Monday, May 21, 2007

HUGO CHAVEZ, THE POPE, AND TOUSSAINT LOUVERTURE


Last week we reported on the outrageous comments made by the Pope about Indians while he was visiting Brazil. Now Catholic World News reports that Hugo Chavez has spoken out on the issue.

Chavez said he paid close attention to everything the Pope said in Brazil, and that after hearing him say that the Gospel was not imposed upon the natives, he called Venezuela’s minister for the indigenous peoples, Nizia Maldonado, who said she did not share the Pope’s opinion and that it was "difficult to support, for God’s sake!"

"Is that why the Catholic Church is losing more believers every day?" Chavez said. "I think it’s because of this."

Chavez said that the Pope’s comments that the evangelization of Latin America was not the imposition of a foreign culture, seemed to be intended to strengthen the Catholic Church, but"“these statements only weaken the Catholic Church more."

"How can the Pope say here, in this land-- where the bones of the native martyrs who were massacred by the rule of the European empires are still warm-- how can he say, because that’s practically what he said, that there was no imposition," Chavez said.

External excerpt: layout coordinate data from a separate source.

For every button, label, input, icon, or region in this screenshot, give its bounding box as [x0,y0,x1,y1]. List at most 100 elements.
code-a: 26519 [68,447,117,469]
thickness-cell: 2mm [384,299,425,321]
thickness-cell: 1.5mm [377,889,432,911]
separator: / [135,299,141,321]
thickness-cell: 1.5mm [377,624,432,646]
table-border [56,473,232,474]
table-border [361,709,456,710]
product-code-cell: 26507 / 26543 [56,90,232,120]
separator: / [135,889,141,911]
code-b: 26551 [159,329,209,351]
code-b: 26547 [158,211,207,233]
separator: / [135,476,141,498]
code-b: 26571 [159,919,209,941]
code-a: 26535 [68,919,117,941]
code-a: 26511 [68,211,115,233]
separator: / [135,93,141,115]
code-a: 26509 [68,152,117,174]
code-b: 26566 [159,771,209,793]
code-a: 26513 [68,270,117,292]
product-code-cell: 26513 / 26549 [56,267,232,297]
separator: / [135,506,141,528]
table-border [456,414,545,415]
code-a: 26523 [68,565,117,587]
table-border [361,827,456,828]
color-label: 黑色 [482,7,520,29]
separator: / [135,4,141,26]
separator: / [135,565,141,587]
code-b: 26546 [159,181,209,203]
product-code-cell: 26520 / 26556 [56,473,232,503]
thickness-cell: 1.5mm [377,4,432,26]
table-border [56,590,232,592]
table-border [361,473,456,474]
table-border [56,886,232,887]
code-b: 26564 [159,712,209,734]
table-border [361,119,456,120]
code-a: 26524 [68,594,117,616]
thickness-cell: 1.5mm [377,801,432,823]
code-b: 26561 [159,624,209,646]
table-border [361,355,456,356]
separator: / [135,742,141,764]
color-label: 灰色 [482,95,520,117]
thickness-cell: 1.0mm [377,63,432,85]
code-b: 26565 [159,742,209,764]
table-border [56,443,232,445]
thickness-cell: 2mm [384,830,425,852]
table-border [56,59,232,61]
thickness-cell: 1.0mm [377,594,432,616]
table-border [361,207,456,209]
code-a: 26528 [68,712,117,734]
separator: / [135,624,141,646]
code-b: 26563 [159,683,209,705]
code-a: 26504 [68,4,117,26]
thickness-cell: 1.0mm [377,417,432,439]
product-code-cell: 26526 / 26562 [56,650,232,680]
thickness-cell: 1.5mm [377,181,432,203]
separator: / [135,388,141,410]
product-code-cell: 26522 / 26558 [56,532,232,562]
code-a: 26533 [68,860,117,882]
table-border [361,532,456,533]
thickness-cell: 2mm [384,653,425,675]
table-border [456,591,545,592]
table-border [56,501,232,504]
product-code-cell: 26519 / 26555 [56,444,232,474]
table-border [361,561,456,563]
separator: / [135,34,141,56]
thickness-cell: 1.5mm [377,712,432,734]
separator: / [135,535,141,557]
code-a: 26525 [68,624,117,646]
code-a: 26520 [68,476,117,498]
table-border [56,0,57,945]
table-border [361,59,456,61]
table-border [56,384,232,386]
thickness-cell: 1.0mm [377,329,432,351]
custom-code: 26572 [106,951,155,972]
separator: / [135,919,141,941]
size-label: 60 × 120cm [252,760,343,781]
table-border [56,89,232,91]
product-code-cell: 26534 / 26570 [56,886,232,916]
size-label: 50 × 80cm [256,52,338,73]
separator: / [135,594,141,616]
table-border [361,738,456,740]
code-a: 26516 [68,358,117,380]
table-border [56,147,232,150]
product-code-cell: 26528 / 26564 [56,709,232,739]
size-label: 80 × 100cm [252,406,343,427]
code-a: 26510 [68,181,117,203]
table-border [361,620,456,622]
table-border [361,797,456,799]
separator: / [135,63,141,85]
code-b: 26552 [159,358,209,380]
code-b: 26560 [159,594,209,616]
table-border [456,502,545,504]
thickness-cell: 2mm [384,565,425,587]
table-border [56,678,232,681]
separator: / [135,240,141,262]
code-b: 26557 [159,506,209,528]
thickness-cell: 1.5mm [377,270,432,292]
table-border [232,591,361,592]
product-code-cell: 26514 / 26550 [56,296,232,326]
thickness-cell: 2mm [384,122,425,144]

But before you start reading the article below about the Papal brouhaha, I wanted to let you in on this other bit of interesting news. It seems that Venezuela is to give the American actor Danny Glover almost $18m to make a film about a slave uprising in Haiti, actually a biography of Toussaint Louverture, an iconic figure in the Caribbean who led the 18th-century revolt in Haiti. Glover said he wanted to educate the US about the story. "It's been essentially wiped out of our historic memory, it's been wiped clean."

The Venezuelan congress said it would use the proceeds from a recent bond sale with Argentina to finance the film.

It will also give seed money for a film version of The General in His Labyrinth, Gabriel García Márquez's novel about the last days of Simón Bolívar, who liberated much of South America from Spanish colonialism.


The following is from Caribbean Net News.

Chavez demands Pope apologise for Indian comments

Venezuelan President Hugo Chavez demanded Pope Benedict apologize to Indians in Latin America for saying this month in Brazil that the Roman Catholic Church purified them.

Chavez, who regularly clashes with the Catholic Church in Venezuela but had not directly criticised the Pope before, accused the Pontiff of ignoring the "holocaust" that followed Christopher Columbus's 1492 landing in the Americas.

"With all due respect your Holiness, apologize because there was a real genocide here and, if we were to deny it, we would be denying our very selves," Chavez said at an event on freedom of expression.

In a speech to Latin American and Caribbean bishops at the end of a visit to Venezuela's neighbor Brazil, the Pope said the Church had not imposed itself on the indigenous peoples of the Americas.

Indian leaders in the region were outraged by the comments.

Millions of tribal Indians are believed to have died as a result of European colonization backed by the Church, through slaughter, disease or enslavement.

Chavez, who has expanded the rights of indigenous peoples from the Amazon rainforest to the Caribbean, said he felt he was Indian because Venezuelans are a mix of the European race and indigenous peoples.

Chavez spoke only days after Venezuelan media interpreted other comments from the Pope as singling out Chavez as a danger to Latin America when he warned of autocrats in the region.

Chavez, who regularly criticizes world figures such as US President George W. Bush, describes himself as Christian, grew up expecting to become a priest and says his socialist policies have roots in the teachings of Jesus Christ.